Tras oír estas palabras, el hombre del Señor se puso de pie, extendió sus brazos cargados de cadenas en la sombra maligna y exclamó:

―¡Malditos sean los violentos! Porque la violencia engendra violencia. El que obra como tú siembra la tierra de odios y de cóleras, y sus hijos se desgarrarán los pies en las zarzas del camino, y las serpientes les morderán en los talones.

»¡Ay de ti!, porque derramaste la sangre del juez inicuo y del soldado brutal, y te has vuelto semejante al soldado y al juez. Y como ellos llevas en las manos la mancha indeleble.

»Insensato el que dice: «Haremos a nuestra vez el mal y nuestro corazón se verá aliviado. Seremos injustos, y eso será el comienzo de la justicia». El mal está en el deseo. No deseéis nada y no tendréis mal. La injusticia sólo es mala para los injustos. Nunca la sufriré si soy justo. La iniquidad es una espada cuya empuñadura desgarra la mano del que la sostiene. Su punta no hiere el corazón del hombre simple y bueno.

»Amáis la vida, y ese afecto está en el corazón de todo hombre. Amad pues el sufrimiento. Porque vivir es sufrir. No envidiéis a vuestros crueles amos. Tened compasión de los publicanos y de los jueces. Los más orgullosos entre ellos han conocido el aguijón del dolor y las ansias de la muerte. Sed más felices, ya que sois inocentes. Que para vosotros el dolor pierda su aguijón y la muerte sus ansias.
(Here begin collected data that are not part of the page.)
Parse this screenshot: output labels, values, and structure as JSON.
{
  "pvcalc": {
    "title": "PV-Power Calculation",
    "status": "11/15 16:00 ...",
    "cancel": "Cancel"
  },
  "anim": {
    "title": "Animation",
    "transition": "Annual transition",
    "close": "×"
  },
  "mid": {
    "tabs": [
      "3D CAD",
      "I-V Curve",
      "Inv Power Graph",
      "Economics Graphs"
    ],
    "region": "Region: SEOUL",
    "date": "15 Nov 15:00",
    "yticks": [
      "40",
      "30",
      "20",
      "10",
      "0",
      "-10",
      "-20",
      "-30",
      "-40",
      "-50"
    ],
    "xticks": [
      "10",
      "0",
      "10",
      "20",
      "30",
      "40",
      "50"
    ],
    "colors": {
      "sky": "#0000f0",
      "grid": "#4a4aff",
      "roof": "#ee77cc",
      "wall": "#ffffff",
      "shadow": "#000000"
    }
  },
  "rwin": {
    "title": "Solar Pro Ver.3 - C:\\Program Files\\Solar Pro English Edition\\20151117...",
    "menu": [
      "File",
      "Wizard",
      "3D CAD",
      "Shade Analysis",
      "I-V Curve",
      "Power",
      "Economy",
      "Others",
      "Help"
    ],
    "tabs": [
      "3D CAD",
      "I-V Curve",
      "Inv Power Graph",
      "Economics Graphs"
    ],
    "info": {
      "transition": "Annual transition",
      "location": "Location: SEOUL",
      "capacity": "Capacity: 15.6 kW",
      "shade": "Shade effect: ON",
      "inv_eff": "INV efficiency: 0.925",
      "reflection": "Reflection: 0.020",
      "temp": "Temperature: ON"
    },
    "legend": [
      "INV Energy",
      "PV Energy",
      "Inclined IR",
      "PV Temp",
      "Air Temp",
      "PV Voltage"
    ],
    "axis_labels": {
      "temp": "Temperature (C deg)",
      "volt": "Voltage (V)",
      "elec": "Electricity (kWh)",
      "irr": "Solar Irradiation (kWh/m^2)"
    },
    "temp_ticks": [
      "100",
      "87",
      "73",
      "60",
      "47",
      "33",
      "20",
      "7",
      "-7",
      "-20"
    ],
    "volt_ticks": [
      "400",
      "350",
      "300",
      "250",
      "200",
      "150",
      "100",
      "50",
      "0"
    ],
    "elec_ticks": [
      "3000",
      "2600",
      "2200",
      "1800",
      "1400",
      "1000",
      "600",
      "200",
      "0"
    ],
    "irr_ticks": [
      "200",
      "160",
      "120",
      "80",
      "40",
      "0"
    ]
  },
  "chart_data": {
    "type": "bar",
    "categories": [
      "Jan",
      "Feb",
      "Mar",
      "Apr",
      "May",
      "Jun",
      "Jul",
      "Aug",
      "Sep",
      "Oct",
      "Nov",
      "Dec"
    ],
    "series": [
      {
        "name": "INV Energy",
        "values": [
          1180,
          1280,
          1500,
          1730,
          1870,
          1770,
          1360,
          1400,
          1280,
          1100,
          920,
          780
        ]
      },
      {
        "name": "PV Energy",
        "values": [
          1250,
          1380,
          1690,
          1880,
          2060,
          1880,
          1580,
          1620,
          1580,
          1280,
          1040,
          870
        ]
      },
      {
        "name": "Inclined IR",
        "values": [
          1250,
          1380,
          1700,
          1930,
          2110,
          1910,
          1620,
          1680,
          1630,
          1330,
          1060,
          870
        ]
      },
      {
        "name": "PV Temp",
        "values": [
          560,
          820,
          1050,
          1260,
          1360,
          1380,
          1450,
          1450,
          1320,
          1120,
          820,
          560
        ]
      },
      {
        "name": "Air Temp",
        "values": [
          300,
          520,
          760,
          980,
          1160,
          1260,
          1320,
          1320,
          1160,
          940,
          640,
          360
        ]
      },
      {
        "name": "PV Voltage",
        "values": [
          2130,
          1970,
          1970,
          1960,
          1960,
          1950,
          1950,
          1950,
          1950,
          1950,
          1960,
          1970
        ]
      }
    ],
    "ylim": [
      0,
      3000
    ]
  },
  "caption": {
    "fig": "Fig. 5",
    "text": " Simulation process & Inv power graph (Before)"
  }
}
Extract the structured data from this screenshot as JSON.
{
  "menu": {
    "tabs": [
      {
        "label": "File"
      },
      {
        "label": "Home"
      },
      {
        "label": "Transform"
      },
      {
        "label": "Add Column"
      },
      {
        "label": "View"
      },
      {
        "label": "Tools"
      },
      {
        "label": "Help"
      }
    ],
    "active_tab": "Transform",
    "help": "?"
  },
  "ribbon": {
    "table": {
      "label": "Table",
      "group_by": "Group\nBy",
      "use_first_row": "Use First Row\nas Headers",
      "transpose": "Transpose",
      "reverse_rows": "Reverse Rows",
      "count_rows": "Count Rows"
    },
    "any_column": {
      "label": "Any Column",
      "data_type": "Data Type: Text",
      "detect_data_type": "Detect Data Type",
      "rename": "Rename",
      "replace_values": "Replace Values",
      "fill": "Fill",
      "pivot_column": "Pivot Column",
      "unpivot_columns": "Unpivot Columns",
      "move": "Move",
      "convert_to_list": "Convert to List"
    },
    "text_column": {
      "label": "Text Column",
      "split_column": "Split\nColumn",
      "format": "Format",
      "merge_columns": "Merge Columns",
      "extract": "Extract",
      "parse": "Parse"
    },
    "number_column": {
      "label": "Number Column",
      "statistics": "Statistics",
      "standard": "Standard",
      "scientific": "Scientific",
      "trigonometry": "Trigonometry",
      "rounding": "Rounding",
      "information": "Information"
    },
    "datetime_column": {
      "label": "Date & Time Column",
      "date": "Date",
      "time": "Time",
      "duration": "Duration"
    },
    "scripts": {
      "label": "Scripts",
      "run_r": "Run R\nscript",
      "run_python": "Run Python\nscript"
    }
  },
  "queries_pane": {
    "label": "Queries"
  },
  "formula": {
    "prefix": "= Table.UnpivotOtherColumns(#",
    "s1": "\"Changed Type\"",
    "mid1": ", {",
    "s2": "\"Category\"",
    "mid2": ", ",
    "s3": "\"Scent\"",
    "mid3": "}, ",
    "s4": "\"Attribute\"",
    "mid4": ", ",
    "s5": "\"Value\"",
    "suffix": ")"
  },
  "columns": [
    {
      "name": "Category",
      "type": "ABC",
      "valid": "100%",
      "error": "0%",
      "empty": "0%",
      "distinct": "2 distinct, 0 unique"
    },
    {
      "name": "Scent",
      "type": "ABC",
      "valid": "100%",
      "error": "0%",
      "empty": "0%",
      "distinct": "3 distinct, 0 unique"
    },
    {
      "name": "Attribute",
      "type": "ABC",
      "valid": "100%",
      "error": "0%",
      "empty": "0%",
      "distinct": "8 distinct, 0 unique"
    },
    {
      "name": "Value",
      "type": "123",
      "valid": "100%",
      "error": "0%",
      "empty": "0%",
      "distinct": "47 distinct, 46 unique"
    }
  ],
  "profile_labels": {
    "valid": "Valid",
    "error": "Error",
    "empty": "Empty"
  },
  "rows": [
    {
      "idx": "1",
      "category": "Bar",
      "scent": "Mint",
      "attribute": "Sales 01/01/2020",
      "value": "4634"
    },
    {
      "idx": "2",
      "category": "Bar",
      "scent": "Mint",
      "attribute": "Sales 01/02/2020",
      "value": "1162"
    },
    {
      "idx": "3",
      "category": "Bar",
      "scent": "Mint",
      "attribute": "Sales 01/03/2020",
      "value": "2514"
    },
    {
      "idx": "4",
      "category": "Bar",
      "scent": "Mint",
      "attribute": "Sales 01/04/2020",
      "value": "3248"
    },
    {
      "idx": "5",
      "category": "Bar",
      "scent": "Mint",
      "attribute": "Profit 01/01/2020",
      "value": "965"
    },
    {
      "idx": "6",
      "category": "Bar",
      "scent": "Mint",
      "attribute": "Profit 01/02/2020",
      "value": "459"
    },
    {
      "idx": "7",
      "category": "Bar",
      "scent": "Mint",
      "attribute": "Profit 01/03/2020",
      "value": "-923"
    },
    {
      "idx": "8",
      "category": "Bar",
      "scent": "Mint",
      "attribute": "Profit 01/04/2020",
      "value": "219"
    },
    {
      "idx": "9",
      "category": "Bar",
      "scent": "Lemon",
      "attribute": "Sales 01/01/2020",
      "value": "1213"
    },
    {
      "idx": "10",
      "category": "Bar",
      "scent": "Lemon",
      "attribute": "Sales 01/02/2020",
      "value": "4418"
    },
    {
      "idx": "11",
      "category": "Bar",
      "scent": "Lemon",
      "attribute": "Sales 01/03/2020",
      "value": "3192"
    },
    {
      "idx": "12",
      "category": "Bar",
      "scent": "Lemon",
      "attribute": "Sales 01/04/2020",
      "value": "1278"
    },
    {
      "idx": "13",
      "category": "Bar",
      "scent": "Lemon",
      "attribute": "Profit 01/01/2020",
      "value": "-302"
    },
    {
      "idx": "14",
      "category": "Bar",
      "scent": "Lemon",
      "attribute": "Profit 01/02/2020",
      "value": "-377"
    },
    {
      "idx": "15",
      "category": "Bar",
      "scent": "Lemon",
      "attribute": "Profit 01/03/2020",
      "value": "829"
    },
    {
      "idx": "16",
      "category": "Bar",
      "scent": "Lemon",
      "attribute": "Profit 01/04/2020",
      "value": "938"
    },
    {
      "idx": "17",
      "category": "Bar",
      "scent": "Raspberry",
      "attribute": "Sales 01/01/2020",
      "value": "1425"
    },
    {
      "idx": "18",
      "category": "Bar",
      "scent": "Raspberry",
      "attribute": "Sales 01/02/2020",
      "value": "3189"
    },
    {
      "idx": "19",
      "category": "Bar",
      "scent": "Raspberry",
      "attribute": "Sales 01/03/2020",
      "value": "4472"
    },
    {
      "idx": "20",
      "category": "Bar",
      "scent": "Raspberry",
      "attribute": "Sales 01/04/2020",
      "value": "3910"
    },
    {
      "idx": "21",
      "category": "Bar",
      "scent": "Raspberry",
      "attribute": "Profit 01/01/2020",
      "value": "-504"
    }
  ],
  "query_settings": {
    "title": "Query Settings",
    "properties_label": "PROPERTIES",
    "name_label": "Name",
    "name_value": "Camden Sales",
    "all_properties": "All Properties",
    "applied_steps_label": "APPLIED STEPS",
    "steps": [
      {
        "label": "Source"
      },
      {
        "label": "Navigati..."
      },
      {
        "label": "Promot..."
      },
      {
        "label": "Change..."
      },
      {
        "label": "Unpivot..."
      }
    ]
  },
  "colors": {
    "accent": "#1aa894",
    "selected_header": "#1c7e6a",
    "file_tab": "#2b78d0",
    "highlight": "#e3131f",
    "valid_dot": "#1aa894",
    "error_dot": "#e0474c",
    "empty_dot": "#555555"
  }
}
»Sed en Dios, y decíos: «Todo es bien en él». Guardaos incluso de querer la felicidad pública con excesiva fuerza y aspereza, no vaya a ser que en vuestro deseo se deslice alguna crueldad. Sino que vuestro deseo de caridad universal tenga el fervor de una oración y la dulzura de una esperanza.

»Será bella la mesa donde todo el mundo reciba su parte equitativa y donde los comensales se laven los pies los unos a los otros. Mas no digáis: «Yo prepararé esa mesa por la fuerza en las calles de la ciudad y en las plazas públicas». Pues no es con el cuchillo en la mano como debéis invitar a vuestros hermanos al banquete de la justicia y de la mansedumbre. Es preciso que la mesa se prepare por sí misma en el Campo de Marte mediante la virtud de la gracia y la buena voluntad.

»Y será un milagro. Mas sabed que los milagros sólo se realizan por la fe y el amor. Si desobedecéis a vuestros amos, que sea por amor. No les carguéis de cadenas ni los matéis. Sino decidles: «Yo no mataré a mis hermanos ni los encadenaré». Soportad, sufrid, aceptad, quered lo que Dios quiere, y vuestra voluntad se hará en la tierra como en el cielo. Lo que parece malo es malo, y lo que parece bueno es bueno. El verdadero mal está en el esfuerzo y en el descontento. No nos esforcemos en absoluto y estemos contentos; no golpeemos a los malvados, para no parecernos a ellos.

»Si tenemos la dicha de ser pobres de hecho, no nos hagamos ricos por el espíritu ni apeguemos nuestro corazón a los bienes que vuelven injustos y desgraciados. Suframos pacientemente la persecución y seamos esos vasos de amor que cambian en bálsamo la hiel que en ellos se vierte.